Jovem recebeu auxílio de intérprete, mas tradução foi apenas de palavras.
Profissional diz que surdos precisam entender o contexto das orações.
Natalia vai entregar carta à promotoria de Justiça
(Foto: Natalia Carla/Arquivo Pessoal)
(Foto: Natalia Carla/Arquivo Pessoal)
Uma estudante surda de Santos,
no litoral de São Paulo, encontrou dificuldades para responder às
questões do Exame Nacional do Ensino Médio (Enem), realizado no último
fim de semana. Embora uma legislação específica garanta que o candidato
com deficiência auditiva receba auxílio de um intérprete em Língua
Brasileira de Sinais (LIBRAS), as duas profissionais que assistiram
Natália Carla, de 19 anos, traduziam apenas palavras, seguindo uma
recomendação da coordenadoria regional da prova. A norma dificultou a
interpretação do contexto das perguntas e alternativas por parte da
jovem, já que LIBRAS não utiliza preposições ou conectivos em textos,
como a língua portuguesa. A estudante escreveu uma carta de próprio
punho e levará o caso à promotoria de Justiça, sugerindo mudanças.
No documento, ela relata a dificuldade que encontrou durante o exame.
“O surdo não entende a estrutura da língua portuguesa. Apenas quem fala
português entende o Enem. Os surdos precisam de interpretação do
conteúdo de toda a prova. Não entendi nada. Precisamos de Tudo em
Libras, por favor”, pede a jovem.
As provas do Enem devem seguir a Recomendação nº 001/2010 do Conselho
Nacional dos Direitos da Pessoa com Deficiência (Conade) que aborda
sobre “a aplicação do princípio da acessibilidade à pessoa surda ou com
deficiência auditiva em concursos públicos, em igualdade de condições”.

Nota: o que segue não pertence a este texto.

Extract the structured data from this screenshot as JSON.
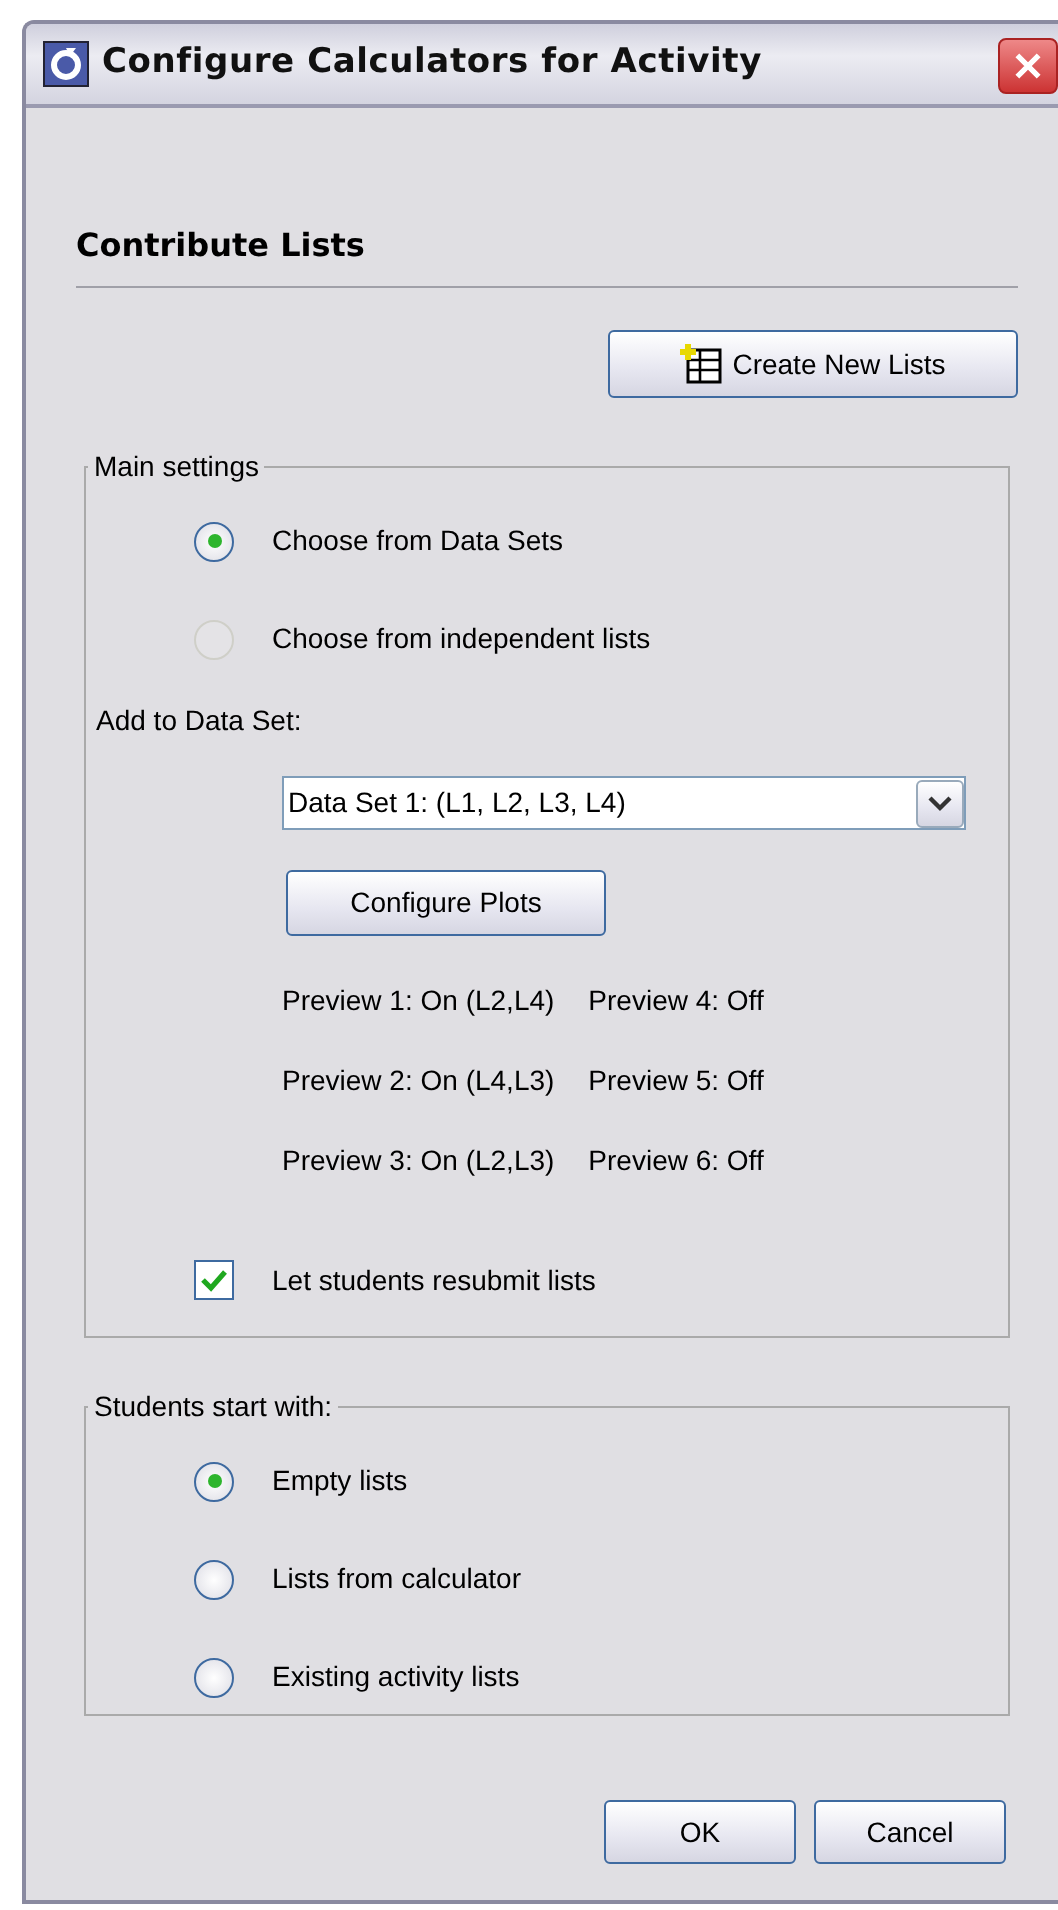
{
  "window": {
    "title": "Configure Calculators for Activity"
  },
  "heading": "Contribute Lists",
  "create_button": "Create New Lists",
  "main_settings": {
    "legend": "Main settings",
    "source_options": [
      {
        "label": "Choose from Data Sets",
        "selected": true,
        "disabled": false
      },
      {
        "label": "Choose from independent lists",
        "selected": false,
        "disabled": true
      }
    ],
    "add_label": "Add to Data Set:",
    "data_set": {
      "value": "Data Set 1: (L1, L2, L3, L4)"
    },
    "configure_button": "Configure Plots",
    "previews": [
      [
        "Preview 1: On (L2,L4)",
        "Preview 4: Off"
      ],
      [
        "Preview 2: On (L4,L3)",
        "Preview 5: Off"
      ],
      [
        "Preview 3: On (L2,L3)",
        "Preview 6: Off"
      ]
    ],
    "resubmit": {
      "label": "Let students resubmit lists",
      "checked": true
    }
  },
  "start_with": {
    "legend": "Students start with:",
    "options": [
      {
        "label": "Empty lists",
        "selected": true,
        "disabled": false
      },
      {
        "label": "Lists from calculator",
        "selected": false,
        "disabled": false
      },
      {
        "label": "Existing activity lists",
        "selected": false,
        "disabled": false
      }
    ]
  },
  "buttons": [
    "OK",
    "Cancel"
  ]
}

Libras foi oficializada como a segunda língua brasileira, após a
publicação da Lei nº 10.436/2002.
Elayne é intérprete da jovem Natalia Carla
(Foto: Elayne Kanashiro/Arquivo Pessoal)
(Foto: Elayne Kanashiro/Arquivo Pessoal)
A intérprete de Libras e professora do Instituto Federal de São Paulo,
Campus Cubatão Elayne Kanashiro, explica que a leitura do surdo é
diferente da de quem possui uma audição perfeita. Segundo ela, que é
professora da garota mas não a acompanhou durante a prova, os surdos
profundos, como são chamados aqueles que não escutam nenhum tipo de som,
precisam entender o contexto da frase. "Embora eu não tenha trabalhado
na prova, conversei com várias colegas e alunos que me relataram essa
dificuldade. O intérprete foi direcionado a traduzir apenas as palavras
por recomendação que recebeu dos coordenadores. O problema é que
precisamos respeitar o contexto do surdo, com a interpretação das
palavras e orações".
Carta de próprio punho foi escrita pela jovem
(Foto: Reprodução)
(Foto: Reprodução)
No entanto, uma recomendação do próprio site do Enem deixa dúvidas. No
regulamento consta que, em caso de dúvida nas orações o candidato pode
pedir ajuda. "Mas como você só vai traduzir palavras se eles não
compreendem somente as palavras soltas?", questiona.
Natalia é aluna de Elayne e relatou a dificuldade à intérprete. Ela
pediu ajuda para levar o caso à promotoria de Justiça, pedindo atenção à
causa. "Ela ficou desmotivada, porque ninguém traduziu nada, somente
palavras e ela não entendeu o contexto. Poucas coisas e isso não
adianta. Nem alternativa nem pergunta. A menina saiu sem entender. Ela
não conseguiu se concentrar para entender o que estava escrito porque
ficou nervosa com a situação", revela.
A jovem finaliza a carta fazendo um apelo: “Eu quero uma intérprete para traduzir tudo e eu entender bem", afirma.
Em nota, o Instituto Nacional de Estudos e Pesquisas Educacionais
(Inep), responsável pelo Enem, afirma que vai aguardar a chegada das
atas dos locais e analisar as ocorrências.